I hear Brother laughing, then adding, "You'd have to go to McDonald's to get enough used oil anyway..."

Tuesday, May 09, 2006

Lovechild...Never meant to be...*

Barb: "So, I've been cleaning out my closets, getting rid of all my old stuff. I'm a packrat."

JR: "Oh yeah? Like what?"

Barb: "Oh, it was so sad, I finally got rid of my 8 track player."

{appalled stares directed at Barbara from 2 of us in our 20's}

Barb: "I had a Meatball 8 track. It was great. I LOVE Meatball. He has such an awesome voice...meatballllll... meat... meat... meat LOAF."

{Hysterical laughter}

JR: "You know, my dad met MeatLOAF. He was gonna redesign his bedroom, or kitchen, or something like that, but it fell through."

Brittany: "Did your dad call him MeatLOAF?"

JR: "I think he called him by his real name... I can't remember now.'

Barb: "Your dad is SO LUCKY. I LOVE him."

Brittany: "Yeah, you love him. What's his name again?"

Barb: "I know it's MeatLOAF, I just got confused."

JR: "Meatball is what he went by before he got big."

Brittany: "I was thinking it was Barb and Meatloaf's lovechild."

*It's stuck in your head now, isn't it?

Sunday, May 07, 2006

I still haven't found it...

"Have you seen the dusting spray?"


"I know I had it out the other day, with a rag... What did I dust?"

"You got me!"

"Oh f- off, you buttmunch! I was dusting for when Clare came over!"

"Dusting what? The bunny?"

"We have a bunny?"

"The dust bunny."

Thursday, May 04, 2006

If you just asked me instead of ignoring me... I could tell you...

Me: And we serve that with our green chili cheese grits...

Customers begin to ignore me, in typical customer style.*

Customer 1: What are grits, anyway?

Customer 2: I don't know.

C 1: What are they made from?

C 2: Hominy.

C 1: I love how you southerners always say "hominy," like any of you have any f--king idea what hominy is.

C 2: Why did you ask then?

*It was a long night. I'm feeling bitter. Pardon my generalization.

Monday, May 01, 2006

If you don't know about Kevin teaching me slang, just keep moving. Nothing to see here, people.

Bro: Freaking animals.

Me: What?

Bro: They fight. I don't know what kind of animals they are. But they fight each other on the roof right over my bed.

Me: They are probably birds or squirrels or some shit.

Bro: They are definitly some shit. I only went to bed four hours ago. They are jerks.

Me: Why? Up late sexing Sarah up?

Bro: Working. I mean, yeah. Sexing up.. whatever.

Me: My animal runs in circles around the couch while I eat.

Bro: Give her a lot of food and she will stop.

Me: I gave her food and that is why she started.
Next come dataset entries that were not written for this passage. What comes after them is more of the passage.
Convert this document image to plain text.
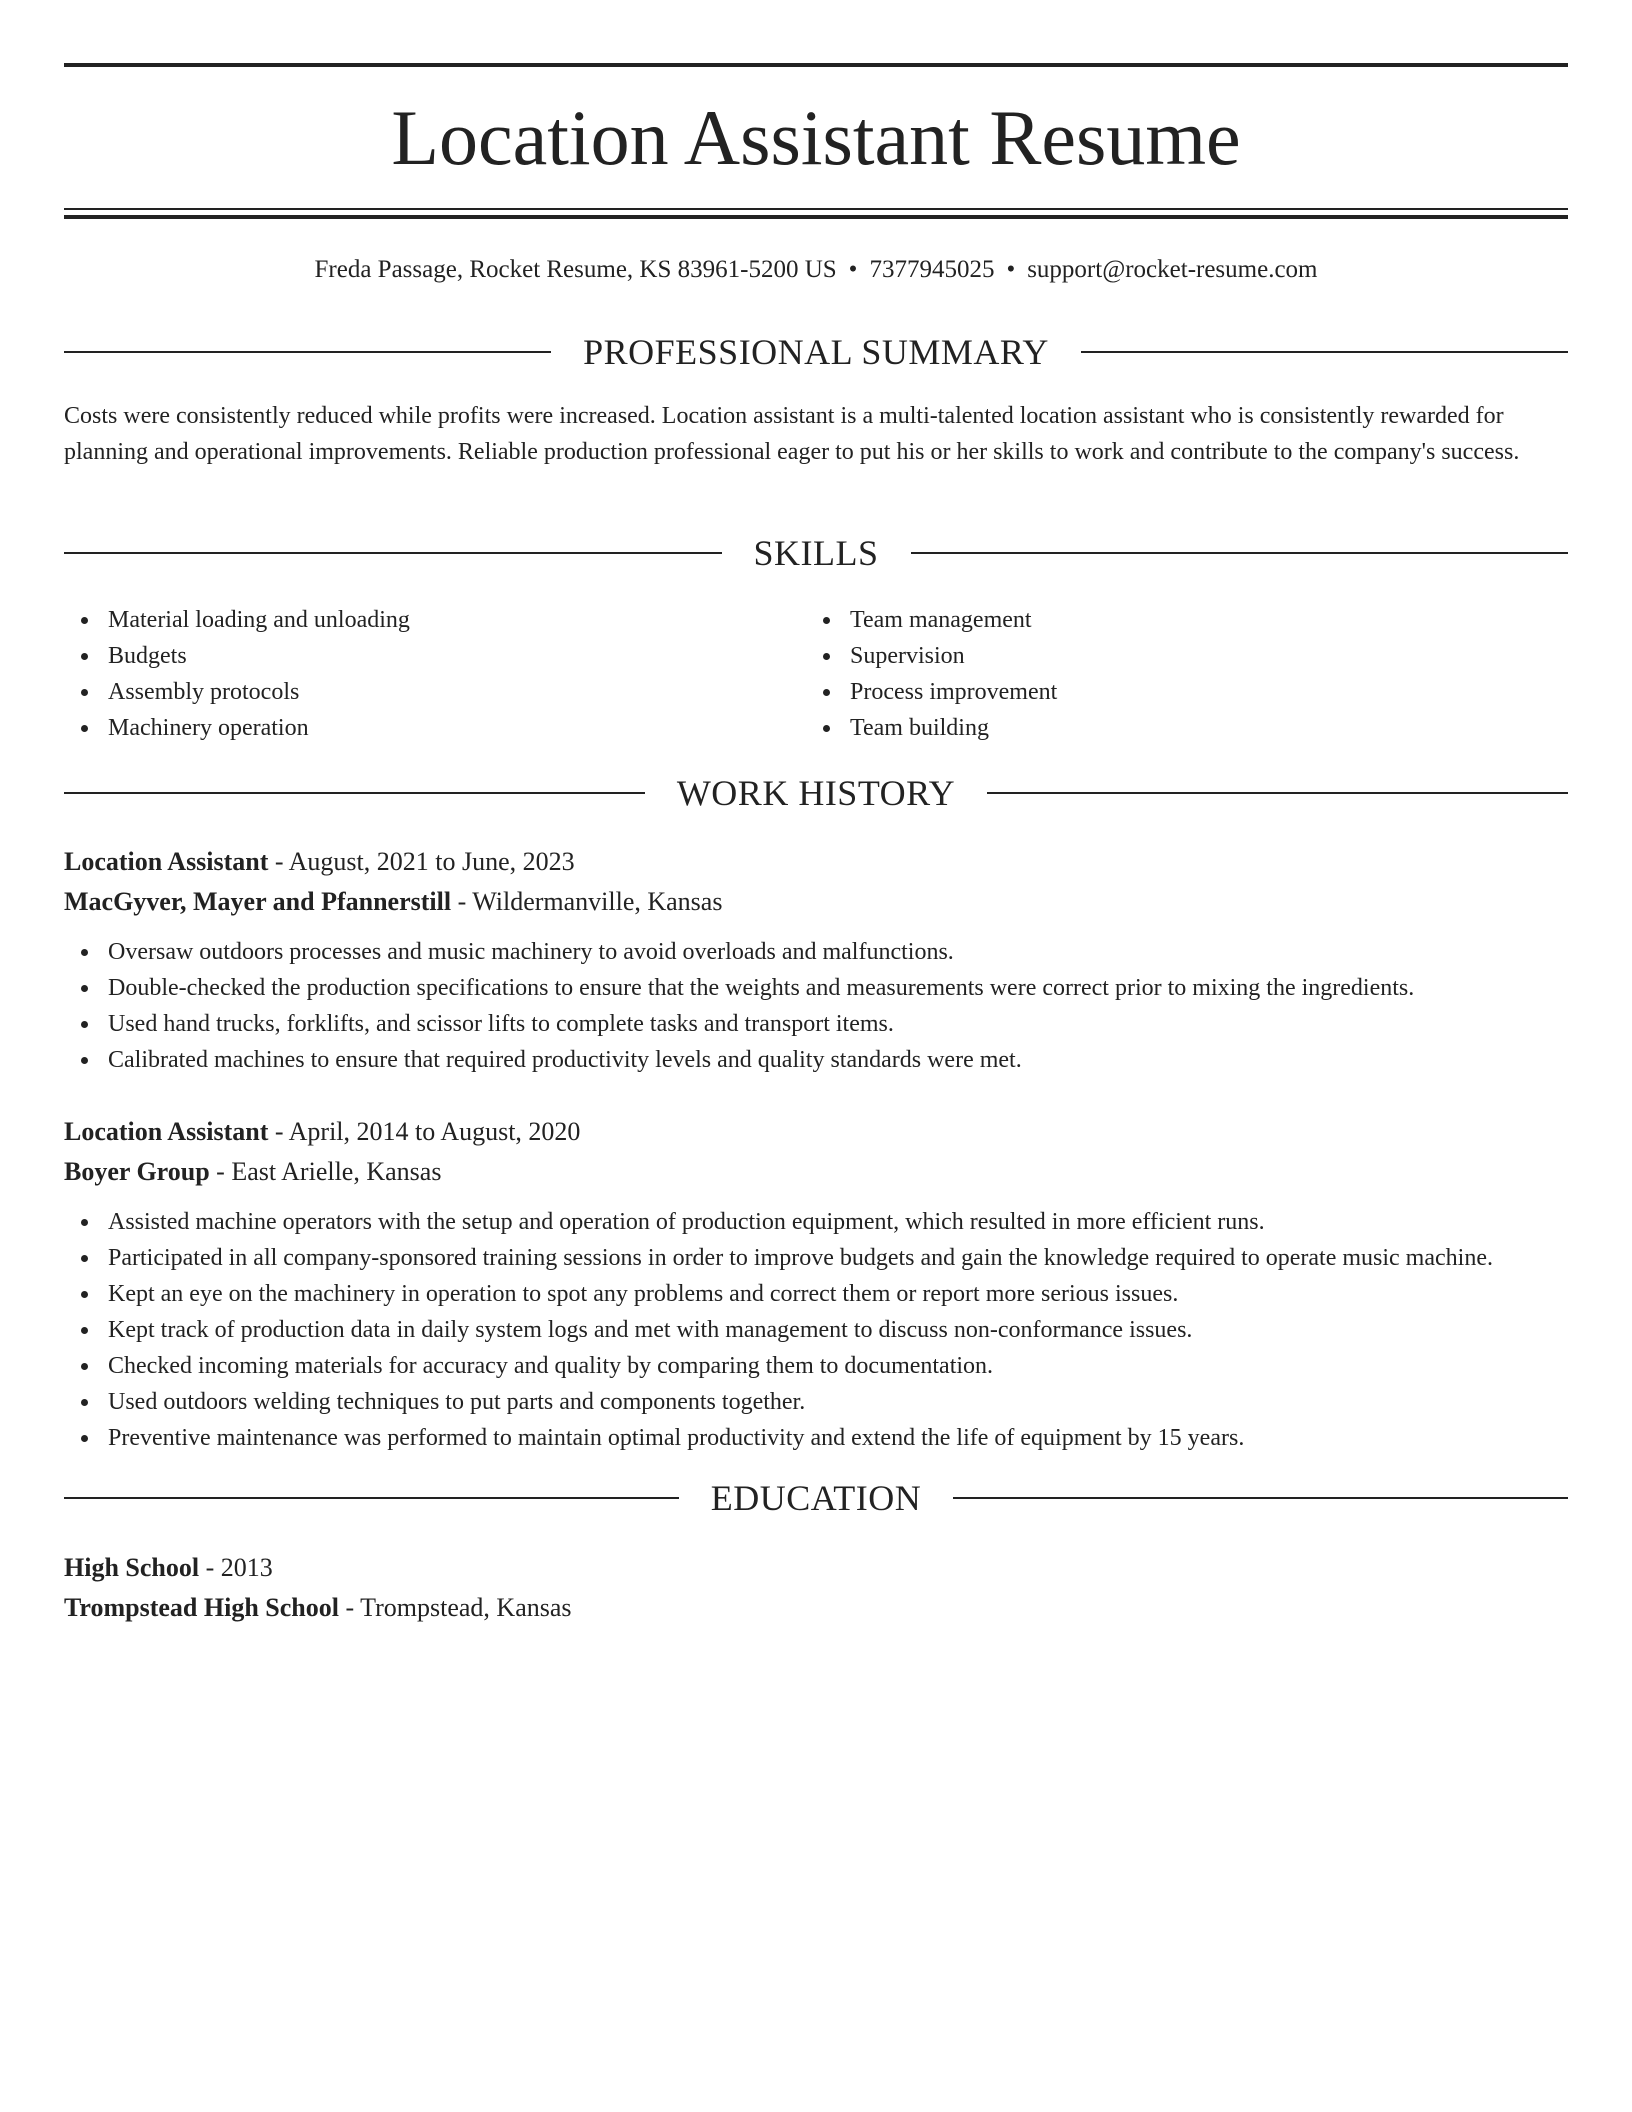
Location Assistant Resume
Freda Passage, Rocket Resume, KS 83961-5200 US • 7377945025 • support@rocket-resume.com
PROFESSIONAL SUMMARY

Costs were consistently reduced while profits were increased. Location assistant is a multi-talented location assistant who is consistently rewarded for planning and operational improvements. Reliable production professional eager to put his or her skills to work and contribute to the company's success.

SKILLS
Material loading and unloading
Budgets
Assembly protocols
Machinery operation
Team management
Supervision
Process improvement
Team building
WORK HISTORY
Location Assistant - August, 2021 to June, 2023
MacGyver, Mayer and Pfannerstill - Wildermanville, Kansas
Oversaw outdoors processes and music machinery to avoid overloads and malfunctions.
Double-checked the production specifications to ensure that the weights and measurements were correct prior to mixing the ingredients.
Used hand trucks, forklifts, and scissor lifts to complete tasks and transport items.
Calibrated machines to ensure that required productivity levels and quality standards were met.
Location Assistant - April, 2014 to August, 2020
Boyer Group - East Arielle, Kansas
Assisted machine operators with the setup and operation of production equipment, which resulted in more efficient runs.
Participated in all company-sponsored training sessions in order to improve budgets and gain the knowledge required to operate music machine.
Kept an eye on the machinery in operation to spot any problems and correct them or report more serious issues.
Kept track of production data in daily system logs and met with management to discuss non-conformance issues.
Checked incoming materials for accuracy and quality by comparing them to documentation.
Used outdoors welding techniques to put parts and components together.
Preventive maintenance was performed to maintain optimal productivity and extend the life of equipment by 15 years.
EDUCATION
High School - 2013
Trompstead High School - Trompstead, Kansas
Something about energy, I don't know.

Bro: Well, don't put crack in it next time.

Bro again: I heard your dog got her ass kicked.

Me: No, we went there {dog park} to see if we could get her ass kicked, but then she didn't need her as kicked after all. There was no ass kicking.

Me again: There was alot of ass smelling.

Bro: Does she do what you say now?

Me: It's not us, she does listen to us. She just was playing with Winston in class on Saturday,and she was playing a little rough, and the trainer said, either it's because they were kennel mates (which they were, we already knew that) or we need to take her to the dog park to get her butt kicked. So we thought we would try the dog park just in case, but it turns out she's fine with other dogs. She only wants to eat Winston.

Bro: That's because Winton's a little bitch. I heard they trade him for smokes.

Me: Yo, mos def.*

Bro: Mos Def?

Me: Yeah, dude. It's slang. Keep up.

Bro: It's not slang. It's a guy. He's an actor. Good one too.

Me: I know. It's also slang.

Bro: Oh.

Me: He was a rapper first.

Bro: Yeah, but he was a lousy rapper. Great actor.

Me: YOUR MOM is a lousy rapper.

Bro: That is correct.

*I do realize that this is quite possibly the incorrect usage of "mos def." However, I'm just glad I got it into a conversation.

Mark and his leftover Lo Mein

"I'm not sure I can eat all of this... But it is a beautiful presentation, you gotta admit that."